When looking how Adam, and Noah, and Abraham, and Sarah, and Moses and Rahab and Joshua - when searching and wondering how all those of great faith reacted to trauma - I ask God how they did it.  Is the answer still there?  

It seems to be wrapped up in the walking, wrapped up in the journey.  And the fact that in the face of great obstacles, they kept on the journey even when they were wrong, they came back and kept walking it out.  

So I don't know what the answer will be Monday.  I do know that they will have to "watch" this forever if it is "just arthritis".  

If it's not, I'm praying that God gives me the strength to just keep journeying.  

I don't have to look far at the hospital to see how truly blessed I have been.  I remember that, and tuck it all into my memory time and again, so I don't forget.  

The ladies on some of these websites are awesome.  Some have gone through much worse.  

One of them posts something that has stuck in my mind - she says "we've got you in our pockets!"  Meaning, we are carrying your hurt and sorrow and know that it helps to know that someone is holding you close.  No matter what.  You can tell them anything, and they support you.  You can rant one day, and feel blessed the next.  

Somehow, I really like that.  And I think that is what God keeps saying to me too - "I've got you in my pocket, Karen".  







































1 comment:

  1. Karen, what could I possibly say that you haven't already said a million times better that I could ever say?
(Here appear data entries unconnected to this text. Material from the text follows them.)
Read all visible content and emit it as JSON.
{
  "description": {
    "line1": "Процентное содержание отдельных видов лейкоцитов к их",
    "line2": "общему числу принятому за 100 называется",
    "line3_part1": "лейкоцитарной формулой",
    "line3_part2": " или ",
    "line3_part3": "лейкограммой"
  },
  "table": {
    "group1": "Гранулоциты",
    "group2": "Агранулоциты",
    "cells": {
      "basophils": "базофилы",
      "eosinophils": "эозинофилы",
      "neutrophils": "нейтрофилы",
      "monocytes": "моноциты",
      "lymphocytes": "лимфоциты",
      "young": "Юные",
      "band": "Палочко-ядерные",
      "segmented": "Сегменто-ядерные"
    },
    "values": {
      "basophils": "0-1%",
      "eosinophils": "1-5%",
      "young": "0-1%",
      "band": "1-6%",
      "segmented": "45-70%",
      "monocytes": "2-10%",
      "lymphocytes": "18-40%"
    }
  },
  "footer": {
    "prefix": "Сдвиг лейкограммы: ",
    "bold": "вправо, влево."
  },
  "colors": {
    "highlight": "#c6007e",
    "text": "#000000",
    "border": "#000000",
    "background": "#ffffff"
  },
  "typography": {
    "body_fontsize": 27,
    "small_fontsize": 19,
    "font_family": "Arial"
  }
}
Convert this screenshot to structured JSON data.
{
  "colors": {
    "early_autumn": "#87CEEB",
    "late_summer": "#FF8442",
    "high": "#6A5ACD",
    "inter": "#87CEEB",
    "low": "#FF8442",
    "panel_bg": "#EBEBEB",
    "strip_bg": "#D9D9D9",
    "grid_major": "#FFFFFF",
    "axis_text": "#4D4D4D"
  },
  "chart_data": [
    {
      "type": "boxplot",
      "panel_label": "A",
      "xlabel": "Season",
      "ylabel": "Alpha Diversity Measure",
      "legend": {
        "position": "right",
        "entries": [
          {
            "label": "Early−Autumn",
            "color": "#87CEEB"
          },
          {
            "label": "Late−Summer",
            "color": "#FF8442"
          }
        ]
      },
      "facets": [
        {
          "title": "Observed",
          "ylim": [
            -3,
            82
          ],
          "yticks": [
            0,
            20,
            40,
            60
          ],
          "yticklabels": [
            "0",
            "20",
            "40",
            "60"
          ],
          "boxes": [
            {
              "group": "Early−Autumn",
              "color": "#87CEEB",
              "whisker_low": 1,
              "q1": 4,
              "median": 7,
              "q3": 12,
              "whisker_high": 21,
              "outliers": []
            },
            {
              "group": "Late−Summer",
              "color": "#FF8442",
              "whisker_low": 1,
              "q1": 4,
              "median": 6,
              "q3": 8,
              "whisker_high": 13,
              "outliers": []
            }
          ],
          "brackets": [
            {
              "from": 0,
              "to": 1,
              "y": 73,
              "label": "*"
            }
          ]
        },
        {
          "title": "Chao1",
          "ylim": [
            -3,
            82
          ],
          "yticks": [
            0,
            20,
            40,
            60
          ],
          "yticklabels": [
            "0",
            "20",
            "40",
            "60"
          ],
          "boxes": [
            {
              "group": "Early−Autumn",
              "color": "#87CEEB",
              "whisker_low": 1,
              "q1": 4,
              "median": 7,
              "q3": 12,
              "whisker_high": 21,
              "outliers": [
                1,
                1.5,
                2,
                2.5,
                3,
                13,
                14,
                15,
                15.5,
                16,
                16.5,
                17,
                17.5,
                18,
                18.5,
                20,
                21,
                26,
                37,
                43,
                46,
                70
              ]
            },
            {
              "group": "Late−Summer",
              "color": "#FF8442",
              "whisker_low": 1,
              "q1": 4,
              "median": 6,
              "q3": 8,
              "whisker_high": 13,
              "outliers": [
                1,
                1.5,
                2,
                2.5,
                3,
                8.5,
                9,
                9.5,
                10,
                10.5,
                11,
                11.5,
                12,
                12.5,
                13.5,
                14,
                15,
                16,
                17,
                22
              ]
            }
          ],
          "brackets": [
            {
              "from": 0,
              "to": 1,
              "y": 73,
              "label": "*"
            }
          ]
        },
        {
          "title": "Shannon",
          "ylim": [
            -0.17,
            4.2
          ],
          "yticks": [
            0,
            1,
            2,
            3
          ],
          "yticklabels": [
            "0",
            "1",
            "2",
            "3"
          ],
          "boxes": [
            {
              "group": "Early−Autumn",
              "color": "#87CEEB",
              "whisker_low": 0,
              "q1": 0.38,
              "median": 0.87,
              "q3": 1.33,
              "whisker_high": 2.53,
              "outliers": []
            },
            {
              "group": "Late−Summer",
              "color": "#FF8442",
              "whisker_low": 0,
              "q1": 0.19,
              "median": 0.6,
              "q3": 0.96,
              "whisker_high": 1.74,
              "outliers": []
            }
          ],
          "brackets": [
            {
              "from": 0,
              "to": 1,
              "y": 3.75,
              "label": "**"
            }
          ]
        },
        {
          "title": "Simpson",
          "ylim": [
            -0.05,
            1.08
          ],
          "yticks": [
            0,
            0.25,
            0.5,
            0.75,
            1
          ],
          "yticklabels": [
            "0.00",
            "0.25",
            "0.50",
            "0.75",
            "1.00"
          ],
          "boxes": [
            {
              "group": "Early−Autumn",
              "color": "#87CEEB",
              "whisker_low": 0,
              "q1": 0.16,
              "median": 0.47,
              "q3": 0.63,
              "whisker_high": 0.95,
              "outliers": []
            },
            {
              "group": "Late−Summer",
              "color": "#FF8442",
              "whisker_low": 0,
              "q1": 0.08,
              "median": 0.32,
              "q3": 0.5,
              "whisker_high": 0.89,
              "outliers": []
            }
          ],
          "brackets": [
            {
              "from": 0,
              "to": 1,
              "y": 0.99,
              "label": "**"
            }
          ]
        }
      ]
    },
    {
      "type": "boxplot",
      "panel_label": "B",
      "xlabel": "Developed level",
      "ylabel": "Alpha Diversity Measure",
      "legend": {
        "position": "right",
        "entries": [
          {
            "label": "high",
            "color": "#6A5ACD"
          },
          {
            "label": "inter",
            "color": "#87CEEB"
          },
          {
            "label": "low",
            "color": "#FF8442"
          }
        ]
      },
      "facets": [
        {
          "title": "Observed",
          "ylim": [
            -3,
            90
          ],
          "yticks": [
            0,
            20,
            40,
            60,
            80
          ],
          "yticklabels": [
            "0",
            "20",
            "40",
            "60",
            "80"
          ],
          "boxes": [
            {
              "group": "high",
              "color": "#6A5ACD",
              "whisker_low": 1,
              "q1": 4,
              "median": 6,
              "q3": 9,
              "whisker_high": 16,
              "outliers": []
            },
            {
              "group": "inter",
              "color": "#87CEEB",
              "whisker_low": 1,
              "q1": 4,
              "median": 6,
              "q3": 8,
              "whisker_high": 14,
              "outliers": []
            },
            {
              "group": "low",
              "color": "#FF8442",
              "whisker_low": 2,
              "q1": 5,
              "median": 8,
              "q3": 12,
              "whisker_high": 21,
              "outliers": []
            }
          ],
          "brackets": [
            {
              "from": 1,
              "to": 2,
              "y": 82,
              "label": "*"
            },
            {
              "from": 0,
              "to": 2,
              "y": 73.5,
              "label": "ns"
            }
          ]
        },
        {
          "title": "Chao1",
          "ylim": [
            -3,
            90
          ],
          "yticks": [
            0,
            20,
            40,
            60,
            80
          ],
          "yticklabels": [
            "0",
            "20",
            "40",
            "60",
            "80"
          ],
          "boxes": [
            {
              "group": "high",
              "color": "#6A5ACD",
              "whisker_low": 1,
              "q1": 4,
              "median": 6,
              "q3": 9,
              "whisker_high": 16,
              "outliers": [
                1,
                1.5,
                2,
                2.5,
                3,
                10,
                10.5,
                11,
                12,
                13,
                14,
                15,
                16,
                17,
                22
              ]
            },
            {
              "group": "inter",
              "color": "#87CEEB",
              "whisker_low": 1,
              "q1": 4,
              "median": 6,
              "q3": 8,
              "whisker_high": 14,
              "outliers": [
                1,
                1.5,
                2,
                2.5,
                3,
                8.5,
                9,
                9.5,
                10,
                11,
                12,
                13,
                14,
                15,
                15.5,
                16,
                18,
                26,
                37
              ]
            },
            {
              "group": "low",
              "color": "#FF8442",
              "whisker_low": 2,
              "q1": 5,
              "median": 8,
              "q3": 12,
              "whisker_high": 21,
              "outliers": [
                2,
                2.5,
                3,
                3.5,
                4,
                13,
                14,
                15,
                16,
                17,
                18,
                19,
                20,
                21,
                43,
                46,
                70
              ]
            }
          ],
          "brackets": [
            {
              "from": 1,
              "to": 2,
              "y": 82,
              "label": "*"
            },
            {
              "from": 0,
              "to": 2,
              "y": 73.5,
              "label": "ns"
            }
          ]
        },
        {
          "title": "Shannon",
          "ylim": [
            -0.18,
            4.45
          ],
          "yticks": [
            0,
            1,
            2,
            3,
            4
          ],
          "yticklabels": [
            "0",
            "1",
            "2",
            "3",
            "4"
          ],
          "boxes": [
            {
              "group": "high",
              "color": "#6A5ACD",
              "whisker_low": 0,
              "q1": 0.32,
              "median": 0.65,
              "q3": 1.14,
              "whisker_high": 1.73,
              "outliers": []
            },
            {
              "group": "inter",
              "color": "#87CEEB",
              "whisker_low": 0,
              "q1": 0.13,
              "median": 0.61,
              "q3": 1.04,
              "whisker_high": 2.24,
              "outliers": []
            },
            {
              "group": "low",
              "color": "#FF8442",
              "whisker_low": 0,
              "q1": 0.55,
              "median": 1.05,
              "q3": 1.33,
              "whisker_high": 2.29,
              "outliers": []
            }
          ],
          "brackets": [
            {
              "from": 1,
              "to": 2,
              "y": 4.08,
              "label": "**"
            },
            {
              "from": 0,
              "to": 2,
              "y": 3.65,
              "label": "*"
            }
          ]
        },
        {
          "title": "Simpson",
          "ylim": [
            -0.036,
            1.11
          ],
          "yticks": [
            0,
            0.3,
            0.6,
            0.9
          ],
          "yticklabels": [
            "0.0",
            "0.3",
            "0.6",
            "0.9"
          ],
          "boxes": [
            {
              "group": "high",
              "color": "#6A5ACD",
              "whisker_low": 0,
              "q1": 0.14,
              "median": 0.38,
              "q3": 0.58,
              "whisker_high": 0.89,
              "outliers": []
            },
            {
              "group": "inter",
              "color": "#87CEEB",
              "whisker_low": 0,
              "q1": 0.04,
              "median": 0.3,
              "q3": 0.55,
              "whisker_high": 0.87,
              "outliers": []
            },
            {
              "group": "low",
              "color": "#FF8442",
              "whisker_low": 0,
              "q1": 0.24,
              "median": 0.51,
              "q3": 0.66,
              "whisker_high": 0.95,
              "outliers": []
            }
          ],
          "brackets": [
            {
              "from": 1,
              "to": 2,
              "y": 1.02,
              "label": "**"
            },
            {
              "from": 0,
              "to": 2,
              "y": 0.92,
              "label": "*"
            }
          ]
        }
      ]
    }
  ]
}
If I were you I would be saying "For this I have Jesus". I would, b/c I would be so numb to the pain I wouldn't be able to read the Word or pray. I guess I would just want to be out of the pain. I used to look at dates on medicine bottles when I was pouring meds for patients back when I was going thru/or recently divorced. "What would I be doing in March 1978, July 1977?" etc. I knew it had to be better then than it was now. I don't know what to say except I love you and pray for you and pray the Lord would make His presence more felt by you than ever. We WILL have more days like our precious day out last month.